Maintaining our Facebook and Zynga estimates, as although the agreements appear to be mutually beneficial, the near-term financial impact will likely be somewhat muted. We note that Zynga reaffirmed its FY:12 guidance just over two weeks ago.
Maintaining our OUTPERFORM rating and our 12-month price target of $4. Our price target reflects 2x cash and real estate of $2/share. Despite the cost cuts recently outlined by the company and a new share repurchase program, we expect Zynga shares to remain somewhat constrained over the next few quarters until management and investors can judge the success of its turnaround plan.

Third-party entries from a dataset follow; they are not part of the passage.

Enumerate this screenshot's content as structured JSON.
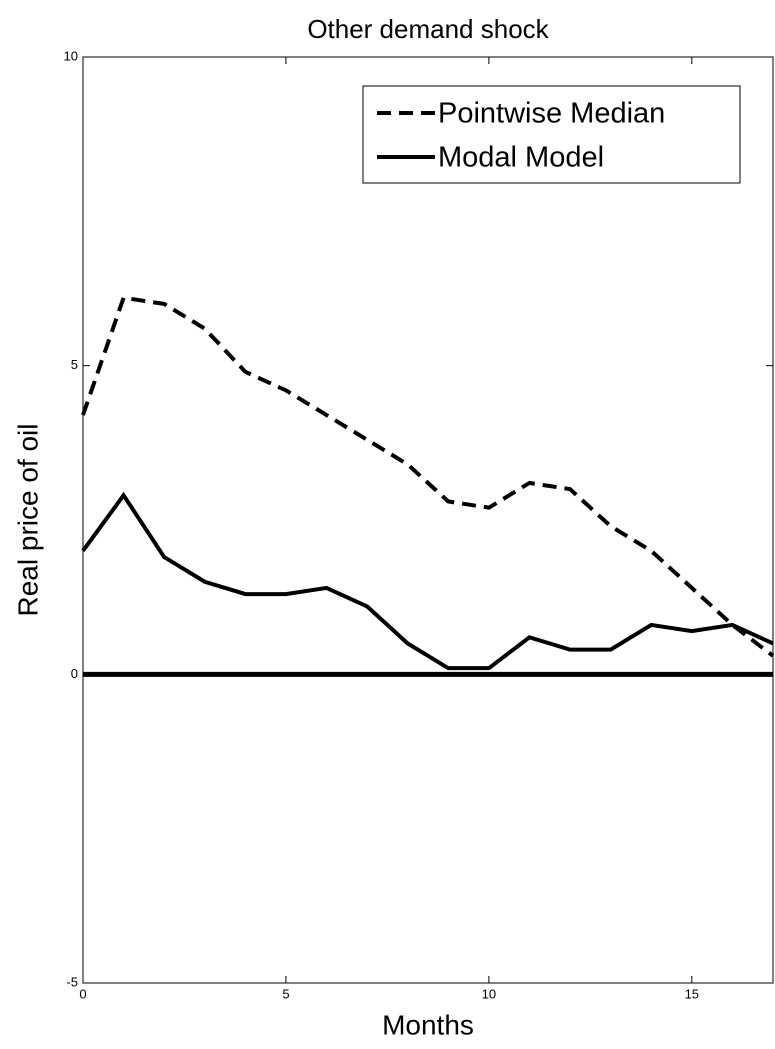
{
  "chart_data": {
    "type": "line",
    "title": "Other demand shock",
    "xlabel": "Months",
    "ylabel": "Real price of oil",
    "x": [
      0,
      1,
      2,
      3,
      4,
      5,
      6,
      7,
      8,
      9,
      10,
      11,
      12,
      13,
      14,
      15,
      16,
      17
    ],
    "series": [
      {
        "name": "Pointwise Median",
        "color": "#000000",
        "dash": true,
        "values": [
          4.2,
          6.1,
          6.0,
          5.6,
          4.9,
          4.6,
          4.2,
          3.8,
          3.4,
          2.8,
          2.7,
          3.1,
          3.0,
          2.4,
          2.0,
          1.4,
          0.8,
          0.3
        ]
      },
      {
        "name": "Modal Model",
        "color": "#000000",
        "dash": false,
        "values": [
          2.0,
          2.9,
          1.9,
          1.5,
          1.3,
          1.3,
          1.4,
          1.1,
          0.5,
          0.1,
          0.1,
          0.6,
          0.4,
          0.4,
          0.8,
          0.7,
          0.8,
          0.5
        ]
      }
    ],
    "hline": 0,
    "xlim": [
      0,
      17
    ],
    "xticks": [
      0,
      5,
      10,
      15
    ],
    "ylim": [
      -5,
      10
    ],
    "yticks": [
      -5,
      0,
      5,
      10
    ],
    "legend": "northeast"
  }
}
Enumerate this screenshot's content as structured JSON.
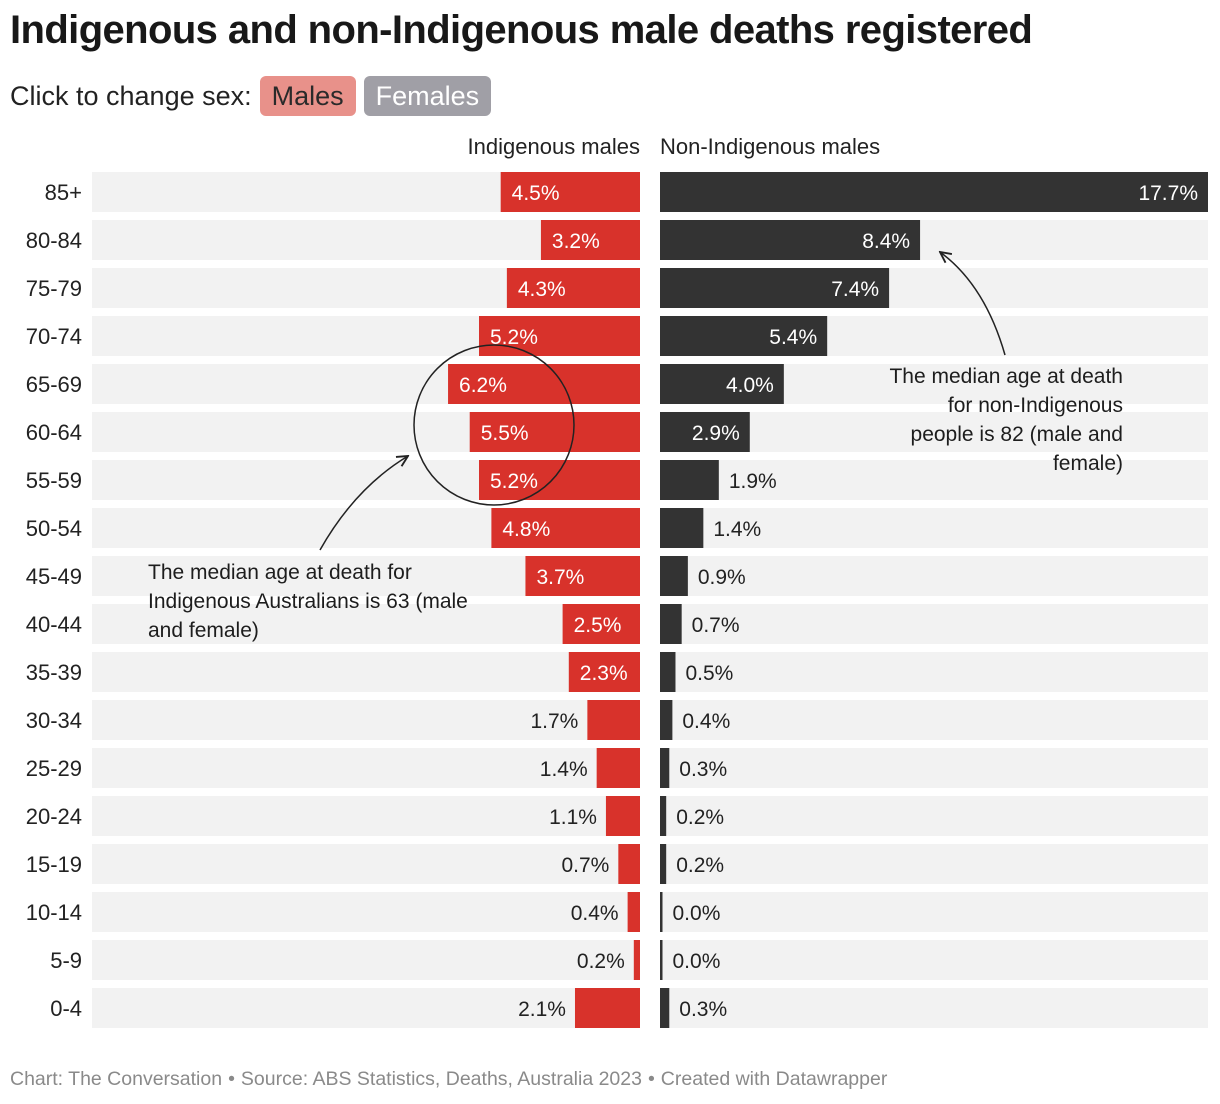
{
  "title": "Indigenous and non-Indigenous male deaths registered",
  "controls": {
    "label": "Click to change sex:",
    "options": [
      {
        "label": "Males",
        "color": "#e8918a",
        "active": true
      },
      {
        "label": "Females",
        "color": "#a09fa6",
        "active": false
      }
    ]
  },
  "chart_data": {
    "type": "bar",
    "orientation": "horizontal-diverging",
    "categories": [
      "85+",
      "80-84",
      "75-79",
      "70-74",
      "65-69",
      "60-64",
      "55-59",
      "50-54",
      "45-49",
      "40-44",
      "35-39",
      "30-34",
      "25-29",
      "20-24",
      "15-19",
      "10-14",
      "5-9",
      "0-4"
    ],
    "series": [
      {
        "name": "Indigenous males",
        "color": "#d8322b",
        "side": "left",
        "values": [
          4.5,
          3.2,
          4.3,
          5.2,
          6.2,
          5.5,
          5.2,
          4.8,
          3.7,
          2.5,
          2.3,
          1.7,
          1.4,
          1.1,
          0.7,
          0.4,
          0.2,
          2.1
        ],
        "labels": [
          "4.5%",
          "3.2%",
          "4.3%",
          "5.2%",
          "6.2%",
          "5.5%",
          "5.2%",
          "4.8%",
          "3.7%",
          "2.5%",
          "2.3%",
          "1.7%",
          "1.4%",
          "1.1%",
          "0.7%",
          "0.4%",
          "0.2%",
          "2.1%"
        ]
      },
      {
        "name": "Non-Indigenous males",
        "color": "#333333",
        "side": "right",
        "values": [
          17.7,
          8.4,
          7.4,
          5.4,
          4.0,
          2.9,
          1.9,
          1.4,
          0.9,
          0.7,
          0.5,
          0.4,
          0.3,
          0.2,
          0.2,
          0.0,
          0.0,
          0.3
        ],
        "labels": [
          "17.7%",
          "8.4%",
          "7.4%",
          "5.4%",
          "4.0%",
          "2.9%",
          "1.9%",
          "1.4%",
          "0.9%",
          "0.7%",
          "0.5%",
          "0.4%",
          "0.3%",
          "0.2%",
          "0.2%",
          "0.0%",
          "0.0%",
          "0.3%"
        ]
      }
    ],
    "xlim": [
      0,
      17.7
    ],
    "background_track_color": "#f2f2f2",
    "annotations": [
      {
        "text": "The median age at death for Indigenous Australians is 63 (male and female)",
        "target_category": "60-64",
        "side": "left"
      },
      {
        "text": "The median age at death for non-Indigenous people is 82 (male and female)",
        "target_category": "80-84",
        "side": "right"
      }
    ]
  },
  "footer": {
    "chart_credit": "Chart: The Conversation",
    "source": "Source: ABS Statistics, Deaths, Australia 2023",
    "tool": "Created with Datawrapper"
  }
}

Risks to the attainment of our share price target include changes to game release timing, decreasing interest in Facebook and other social networks among the general public, changes to the terms or economics of its Facebook agreements, the inability to create popular mobile games, increased competition from other social gaming companies and the traditional video game publishers, greater-than-expected consumer demand for video game hardware and single purchase software, and changing macroeconomic factors.
Michael Pachter is an analyst at Wedbush Securities.